Et puis, on reprendrait l’habitude d’aller passer nos dimanches matins à la piscine au lieu des très grasses matinées. On va ressortir les livres de cuisine de la série « mangez sainement, mangez bien » entassés quelque part au fond d’un placard, et s’il le faut, je nous commanderai ces repas tout préparés dont on voit la pub à la télé et qui font perdre du poids.

Je sentais bien que, petit à petit, je me grisais de mes propres mots. En face de moi, et à condition de conserver la même vision globale un peu floue, l’homme avachi se redressait, mincissait, il s’habillait d’un bel ensemble jean/sweet-shirt qui lui allait bien, ses cheveux avaient également poussé et ses joues, glabres, sentaient un subtil et délicat parfum d’après-rasage.

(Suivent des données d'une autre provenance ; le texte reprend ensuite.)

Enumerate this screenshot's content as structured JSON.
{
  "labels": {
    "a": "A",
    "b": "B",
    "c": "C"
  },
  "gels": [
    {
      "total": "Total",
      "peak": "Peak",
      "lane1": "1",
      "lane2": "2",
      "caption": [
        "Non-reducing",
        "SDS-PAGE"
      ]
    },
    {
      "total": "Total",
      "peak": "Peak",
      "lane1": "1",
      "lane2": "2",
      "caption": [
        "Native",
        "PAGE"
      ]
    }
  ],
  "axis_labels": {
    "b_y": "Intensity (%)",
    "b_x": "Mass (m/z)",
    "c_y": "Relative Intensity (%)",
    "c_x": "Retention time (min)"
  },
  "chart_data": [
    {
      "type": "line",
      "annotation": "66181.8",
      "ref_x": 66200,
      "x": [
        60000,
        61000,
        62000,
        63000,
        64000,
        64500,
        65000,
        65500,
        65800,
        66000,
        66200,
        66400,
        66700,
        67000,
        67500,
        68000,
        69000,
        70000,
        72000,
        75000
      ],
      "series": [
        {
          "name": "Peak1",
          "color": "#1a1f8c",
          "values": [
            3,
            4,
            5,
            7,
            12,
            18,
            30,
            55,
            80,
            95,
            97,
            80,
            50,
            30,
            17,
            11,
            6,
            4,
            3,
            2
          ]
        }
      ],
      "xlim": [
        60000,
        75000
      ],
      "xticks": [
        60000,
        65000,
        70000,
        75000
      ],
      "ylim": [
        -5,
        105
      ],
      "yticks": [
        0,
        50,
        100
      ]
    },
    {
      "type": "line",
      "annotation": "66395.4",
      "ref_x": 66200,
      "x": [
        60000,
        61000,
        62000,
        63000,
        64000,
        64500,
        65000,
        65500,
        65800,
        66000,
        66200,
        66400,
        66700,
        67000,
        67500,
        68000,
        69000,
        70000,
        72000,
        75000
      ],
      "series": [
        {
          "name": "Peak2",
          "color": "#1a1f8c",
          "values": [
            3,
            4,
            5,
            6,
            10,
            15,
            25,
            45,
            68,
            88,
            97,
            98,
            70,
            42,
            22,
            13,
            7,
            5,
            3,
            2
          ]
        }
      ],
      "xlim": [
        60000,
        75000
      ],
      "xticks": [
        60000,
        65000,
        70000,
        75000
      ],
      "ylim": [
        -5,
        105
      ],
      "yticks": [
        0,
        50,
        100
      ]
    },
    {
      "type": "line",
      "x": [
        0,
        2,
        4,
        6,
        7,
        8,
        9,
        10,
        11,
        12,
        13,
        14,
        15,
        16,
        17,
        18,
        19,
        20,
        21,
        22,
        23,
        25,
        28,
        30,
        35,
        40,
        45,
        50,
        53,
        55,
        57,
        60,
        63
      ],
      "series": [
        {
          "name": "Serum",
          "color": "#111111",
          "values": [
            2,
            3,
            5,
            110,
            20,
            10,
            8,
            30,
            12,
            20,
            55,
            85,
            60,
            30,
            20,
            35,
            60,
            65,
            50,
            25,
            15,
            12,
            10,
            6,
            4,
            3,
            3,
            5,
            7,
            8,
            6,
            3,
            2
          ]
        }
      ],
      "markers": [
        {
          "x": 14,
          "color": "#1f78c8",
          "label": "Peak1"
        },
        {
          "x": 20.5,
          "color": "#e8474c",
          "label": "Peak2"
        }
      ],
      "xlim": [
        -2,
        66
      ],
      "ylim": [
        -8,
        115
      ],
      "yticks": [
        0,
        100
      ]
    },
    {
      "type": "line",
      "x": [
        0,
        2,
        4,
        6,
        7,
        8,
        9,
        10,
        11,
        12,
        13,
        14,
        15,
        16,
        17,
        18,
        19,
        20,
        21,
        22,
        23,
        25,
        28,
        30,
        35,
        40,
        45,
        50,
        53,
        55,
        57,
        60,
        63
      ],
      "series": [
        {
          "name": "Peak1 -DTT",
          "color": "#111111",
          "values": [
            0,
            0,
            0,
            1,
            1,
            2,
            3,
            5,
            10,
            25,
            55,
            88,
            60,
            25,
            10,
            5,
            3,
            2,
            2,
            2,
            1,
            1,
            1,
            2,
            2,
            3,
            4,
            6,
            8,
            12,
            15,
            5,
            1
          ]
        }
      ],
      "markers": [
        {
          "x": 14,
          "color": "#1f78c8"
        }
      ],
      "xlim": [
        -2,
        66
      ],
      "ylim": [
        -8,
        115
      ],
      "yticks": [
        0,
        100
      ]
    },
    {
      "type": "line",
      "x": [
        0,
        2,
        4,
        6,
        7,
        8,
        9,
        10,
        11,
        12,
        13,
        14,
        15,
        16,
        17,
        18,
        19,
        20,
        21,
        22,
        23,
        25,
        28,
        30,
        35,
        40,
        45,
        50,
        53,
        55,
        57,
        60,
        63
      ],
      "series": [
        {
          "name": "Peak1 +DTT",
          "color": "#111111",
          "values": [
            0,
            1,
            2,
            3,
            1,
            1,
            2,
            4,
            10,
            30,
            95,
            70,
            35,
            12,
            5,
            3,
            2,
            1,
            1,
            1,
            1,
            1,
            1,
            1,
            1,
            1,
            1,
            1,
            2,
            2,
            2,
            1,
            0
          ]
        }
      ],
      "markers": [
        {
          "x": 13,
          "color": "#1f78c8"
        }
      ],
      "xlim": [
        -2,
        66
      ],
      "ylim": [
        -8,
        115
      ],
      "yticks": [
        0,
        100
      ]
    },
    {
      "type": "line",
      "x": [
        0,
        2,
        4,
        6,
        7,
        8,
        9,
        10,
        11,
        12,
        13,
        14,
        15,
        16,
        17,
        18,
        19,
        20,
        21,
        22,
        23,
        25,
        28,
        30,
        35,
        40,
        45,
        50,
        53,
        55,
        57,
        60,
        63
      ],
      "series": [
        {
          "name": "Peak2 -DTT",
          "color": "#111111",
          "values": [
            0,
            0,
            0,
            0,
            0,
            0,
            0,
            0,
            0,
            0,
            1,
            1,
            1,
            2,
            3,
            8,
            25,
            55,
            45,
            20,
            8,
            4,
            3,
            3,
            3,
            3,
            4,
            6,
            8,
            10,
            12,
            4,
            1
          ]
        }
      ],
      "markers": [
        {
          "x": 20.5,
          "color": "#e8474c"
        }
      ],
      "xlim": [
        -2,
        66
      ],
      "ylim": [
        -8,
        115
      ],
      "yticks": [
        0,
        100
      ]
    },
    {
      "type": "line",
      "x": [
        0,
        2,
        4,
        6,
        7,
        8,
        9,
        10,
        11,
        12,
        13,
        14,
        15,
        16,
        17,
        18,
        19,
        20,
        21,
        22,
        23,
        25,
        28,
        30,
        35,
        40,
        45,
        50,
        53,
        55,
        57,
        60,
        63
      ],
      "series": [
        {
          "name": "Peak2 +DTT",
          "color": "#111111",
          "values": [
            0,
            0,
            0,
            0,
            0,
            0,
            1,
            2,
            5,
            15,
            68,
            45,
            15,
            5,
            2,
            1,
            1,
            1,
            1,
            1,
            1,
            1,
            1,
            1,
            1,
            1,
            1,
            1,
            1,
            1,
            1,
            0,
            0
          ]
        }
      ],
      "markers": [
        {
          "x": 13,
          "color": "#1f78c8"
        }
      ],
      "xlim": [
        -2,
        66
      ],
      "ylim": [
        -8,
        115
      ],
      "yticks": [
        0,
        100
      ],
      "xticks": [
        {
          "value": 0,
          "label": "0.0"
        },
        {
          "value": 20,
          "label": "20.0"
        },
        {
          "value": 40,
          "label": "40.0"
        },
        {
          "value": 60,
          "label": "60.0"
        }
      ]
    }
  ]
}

C’était un rêve dont je n’aurais jamais voulu me réveiller.

Je lui dis des mots dont je ne savais que la musicale douceur des sentiers de printemps. Sous nos pas bruissaient la tendresse moelleuse des feuilles en tapis de septembre. Les soleils de juillet découpaient nos bouches pour contenir les chagrins nuageux.

On ne rêvait pas ! On ne rêvait pas ! Face à face dans cette pièce maintenant plus sombre on se regardait danser au jour finissant.

Lorsque je lui ai dit « je t’aime », mon reflet dans la glace s’est enfui en courant. Depuis, je ne ressemble à rien : je me suis perdu de vie.